If you’ve been reading my blog, you know that I like a good ghost story. While some are more macabre and not quite ghost stories, others give you that little chill up your back. Ghost Tours of Newport provides just that. While their website might not suggest much, this walking tour of the city is a pretty fun way to get out and try something new.
Tours leave from Fathoms Restaurant in the Newport Marriott, and if you buy your tickets online in advance you can save $3. The tour guide gives everyone a sticker to put on that says “ghost,” which I think is just so that he can keep track of who paid for a ticket in case random passers-by decide to hope on, and not to convince people that everyone on the tour is a ghost.
The tour includes a mix of historical information and ghost stories, which is helpful to situate the scary stories within the context of this seafaring town with a past of pirates and Gilded Age glory. Also, if you don’t buy the paranormal stories, it’s nice to learn more about the city and some of its historic buildings and areas.
Our guide John shared some great stories like that of the Palatine, a boat that was coming over from Europe but the captain died and the crew took over, abandoning the immigrants on board and setting the ship on fire. At Blood Alley (pictured right) next to the current Brick Alley Pub, he told us about bar fights between pirates gone wrong, ending in murder, and about a drumming boy who went into an underground cave to retrieve treasure but was trapped by low tide.
In the town’s central Washington Square, we learned about the public hangings that took place there and were considered entertainment for the townspeople. One such hanging was that of Thomas Cornell, who was convicted and sentenced to death on the testimony of a ghost.

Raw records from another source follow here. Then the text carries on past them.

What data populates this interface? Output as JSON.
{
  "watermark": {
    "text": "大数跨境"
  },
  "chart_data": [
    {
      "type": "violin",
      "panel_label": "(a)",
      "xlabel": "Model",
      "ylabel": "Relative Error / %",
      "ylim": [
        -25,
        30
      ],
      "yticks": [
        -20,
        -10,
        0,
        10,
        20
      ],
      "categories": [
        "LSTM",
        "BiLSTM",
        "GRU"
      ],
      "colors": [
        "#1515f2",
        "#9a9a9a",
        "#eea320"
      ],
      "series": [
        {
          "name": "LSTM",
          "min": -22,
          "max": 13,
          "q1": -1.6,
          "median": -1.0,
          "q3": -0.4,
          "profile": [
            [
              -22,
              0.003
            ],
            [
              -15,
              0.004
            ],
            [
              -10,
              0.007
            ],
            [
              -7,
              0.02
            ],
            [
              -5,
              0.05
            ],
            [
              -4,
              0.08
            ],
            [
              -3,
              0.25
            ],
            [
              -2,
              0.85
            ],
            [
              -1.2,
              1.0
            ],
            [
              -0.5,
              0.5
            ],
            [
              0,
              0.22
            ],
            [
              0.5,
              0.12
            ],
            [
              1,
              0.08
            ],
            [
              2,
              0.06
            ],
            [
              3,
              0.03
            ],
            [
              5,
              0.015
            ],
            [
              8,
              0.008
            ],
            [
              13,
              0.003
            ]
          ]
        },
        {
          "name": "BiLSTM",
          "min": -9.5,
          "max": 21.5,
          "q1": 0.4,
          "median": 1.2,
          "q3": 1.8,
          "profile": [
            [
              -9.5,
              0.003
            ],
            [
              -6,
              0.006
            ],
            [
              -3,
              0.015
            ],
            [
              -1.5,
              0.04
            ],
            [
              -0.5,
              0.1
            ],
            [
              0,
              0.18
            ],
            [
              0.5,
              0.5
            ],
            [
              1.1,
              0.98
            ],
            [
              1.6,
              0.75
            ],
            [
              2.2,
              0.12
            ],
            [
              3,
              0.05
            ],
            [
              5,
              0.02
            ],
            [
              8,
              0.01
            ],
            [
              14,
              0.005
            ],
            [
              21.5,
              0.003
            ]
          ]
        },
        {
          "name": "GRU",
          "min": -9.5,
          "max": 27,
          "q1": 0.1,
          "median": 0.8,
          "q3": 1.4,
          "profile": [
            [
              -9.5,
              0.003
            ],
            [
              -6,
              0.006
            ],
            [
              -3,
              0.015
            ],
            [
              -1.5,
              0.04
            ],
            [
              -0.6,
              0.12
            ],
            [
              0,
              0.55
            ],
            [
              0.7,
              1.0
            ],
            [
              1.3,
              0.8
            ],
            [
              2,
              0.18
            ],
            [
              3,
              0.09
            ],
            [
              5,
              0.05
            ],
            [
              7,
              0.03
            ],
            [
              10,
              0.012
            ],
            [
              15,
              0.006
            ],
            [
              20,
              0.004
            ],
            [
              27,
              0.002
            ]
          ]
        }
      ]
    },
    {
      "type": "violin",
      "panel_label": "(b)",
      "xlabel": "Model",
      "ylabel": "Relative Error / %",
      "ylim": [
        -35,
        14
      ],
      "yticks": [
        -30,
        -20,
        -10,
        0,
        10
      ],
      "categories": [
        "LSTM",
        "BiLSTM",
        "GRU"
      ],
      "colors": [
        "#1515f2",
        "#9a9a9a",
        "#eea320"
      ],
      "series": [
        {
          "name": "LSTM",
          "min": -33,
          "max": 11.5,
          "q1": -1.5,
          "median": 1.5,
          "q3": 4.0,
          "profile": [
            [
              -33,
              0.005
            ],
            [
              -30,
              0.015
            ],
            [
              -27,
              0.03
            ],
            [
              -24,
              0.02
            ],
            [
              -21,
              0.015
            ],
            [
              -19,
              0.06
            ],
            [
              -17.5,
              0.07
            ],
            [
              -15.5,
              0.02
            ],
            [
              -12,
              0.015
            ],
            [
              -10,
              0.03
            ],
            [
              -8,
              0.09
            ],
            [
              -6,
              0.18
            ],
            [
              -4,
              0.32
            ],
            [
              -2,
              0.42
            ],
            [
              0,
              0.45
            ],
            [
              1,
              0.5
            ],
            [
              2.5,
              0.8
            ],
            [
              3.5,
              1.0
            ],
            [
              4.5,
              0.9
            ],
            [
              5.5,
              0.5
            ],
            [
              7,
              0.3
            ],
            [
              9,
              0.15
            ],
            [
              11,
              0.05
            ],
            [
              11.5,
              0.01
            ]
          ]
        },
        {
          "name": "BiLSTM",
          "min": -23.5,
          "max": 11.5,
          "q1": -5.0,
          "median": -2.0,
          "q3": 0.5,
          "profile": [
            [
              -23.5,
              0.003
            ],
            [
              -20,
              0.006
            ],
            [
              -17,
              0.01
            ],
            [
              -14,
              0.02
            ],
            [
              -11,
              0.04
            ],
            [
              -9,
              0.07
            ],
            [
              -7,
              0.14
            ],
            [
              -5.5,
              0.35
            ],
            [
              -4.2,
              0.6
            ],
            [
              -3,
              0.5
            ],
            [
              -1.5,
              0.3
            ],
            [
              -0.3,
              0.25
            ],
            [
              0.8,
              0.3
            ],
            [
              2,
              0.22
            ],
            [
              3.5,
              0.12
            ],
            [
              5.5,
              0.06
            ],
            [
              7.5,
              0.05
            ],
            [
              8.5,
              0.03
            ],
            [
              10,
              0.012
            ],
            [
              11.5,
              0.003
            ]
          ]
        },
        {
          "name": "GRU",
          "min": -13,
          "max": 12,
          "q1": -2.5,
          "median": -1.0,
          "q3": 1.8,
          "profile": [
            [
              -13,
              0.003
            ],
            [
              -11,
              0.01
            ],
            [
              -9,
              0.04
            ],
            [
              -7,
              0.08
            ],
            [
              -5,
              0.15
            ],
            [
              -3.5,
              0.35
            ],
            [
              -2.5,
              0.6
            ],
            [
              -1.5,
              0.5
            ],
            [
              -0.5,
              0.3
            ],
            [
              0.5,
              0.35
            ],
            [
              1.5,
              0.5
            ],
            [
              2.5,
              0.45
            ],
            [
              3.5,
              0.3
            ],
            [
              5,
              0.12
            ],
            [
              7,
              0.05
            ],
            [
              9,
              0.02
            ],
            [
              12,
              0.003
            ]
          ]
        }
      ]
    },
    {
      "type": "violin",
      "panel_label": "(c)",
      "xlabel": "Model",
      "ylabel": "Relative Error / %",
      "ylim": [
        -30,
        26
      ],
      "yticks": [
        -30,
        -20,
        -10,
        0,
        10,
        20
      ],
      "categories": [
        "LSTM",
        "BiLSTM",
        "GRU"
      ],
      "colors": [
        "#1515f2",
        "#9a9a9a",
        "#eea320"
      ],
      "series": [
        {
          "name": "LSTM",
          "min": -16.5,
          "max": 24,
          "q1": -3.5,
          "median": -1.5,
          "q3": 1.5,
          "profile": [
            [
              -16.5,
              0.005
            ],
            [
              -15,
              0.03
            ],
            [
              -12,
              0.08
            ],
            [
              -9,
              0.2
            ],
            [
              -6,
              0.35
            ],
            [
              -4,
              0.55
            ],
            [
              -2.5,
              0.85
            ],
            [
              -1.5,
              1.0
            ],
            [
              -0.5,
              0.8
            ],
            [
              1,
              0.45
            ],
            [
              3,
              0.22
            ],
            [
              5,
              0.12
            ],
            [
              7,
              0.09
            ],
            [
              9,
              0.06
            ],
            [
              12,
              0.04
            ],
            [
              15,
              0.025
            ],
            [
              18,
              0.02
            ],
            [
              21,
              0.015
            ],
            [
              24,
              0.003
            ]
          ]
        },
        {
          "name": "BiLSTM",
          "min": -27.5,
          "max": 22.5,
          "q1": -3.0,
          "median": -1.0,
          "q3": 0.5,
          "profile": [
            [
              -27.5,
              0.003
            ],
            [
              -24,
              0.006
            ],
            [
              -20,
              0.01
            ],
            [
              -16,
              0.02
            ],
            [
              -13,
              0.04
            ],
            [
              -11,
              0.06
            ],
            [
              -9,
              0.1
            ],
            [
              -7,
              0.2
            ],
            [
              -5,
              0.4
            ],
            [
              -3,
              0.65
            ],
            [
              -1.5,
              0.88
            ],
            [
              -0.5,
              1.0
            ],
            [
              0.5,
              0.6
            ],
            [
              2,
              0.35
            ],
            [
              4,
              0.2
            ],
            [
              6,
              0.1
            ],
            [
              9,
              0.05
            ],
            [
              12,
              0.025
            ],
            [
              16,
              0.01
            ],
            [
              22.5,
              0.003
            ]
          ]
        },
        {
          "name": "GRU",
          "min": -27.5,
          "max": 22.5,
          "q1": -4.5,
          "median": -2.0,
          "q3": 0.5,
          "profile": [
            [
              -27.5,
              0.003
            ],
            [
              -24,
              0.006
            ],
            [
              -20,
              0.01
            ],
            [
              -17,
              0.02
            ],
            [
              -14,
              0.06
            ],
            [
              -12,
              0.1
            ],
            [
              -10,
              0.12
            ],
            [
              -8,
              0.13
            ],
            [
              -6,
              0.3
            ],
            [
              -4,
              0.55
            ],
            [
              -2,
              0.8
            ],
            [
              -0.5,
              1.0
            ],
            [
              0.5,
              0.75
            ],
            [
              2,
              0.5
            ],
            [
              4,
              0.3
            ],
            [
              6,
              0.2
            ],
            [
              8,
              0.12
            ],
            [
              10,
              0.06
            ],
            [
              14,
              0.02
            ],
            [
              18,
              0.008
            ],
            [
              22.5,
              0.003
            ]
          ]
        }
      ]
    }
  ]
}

The stories are pretty interesting, but what gave the tour a little more umph were its interactive portions, and I don’t mean how the tour guide had a family go “ooh-eeh-ooh” when he delivered the creepy ending to each story. Towards the beginning of the tour, he told us a little bit about ghost hunting, a tradition to which Rhode Island lays claim, and encouraged people to snap photos throughout the tour to see if they get anything out of the ordinary. People took a lot of pictures, and it added a new dimension because once one person captured something potentially spooky on film, others started speculating about everything, making the whole tour seem more credible. However, I’m skeptical of some of the face-like things I caught on film in this window, as my sister and her boyfriend also caught the exact image.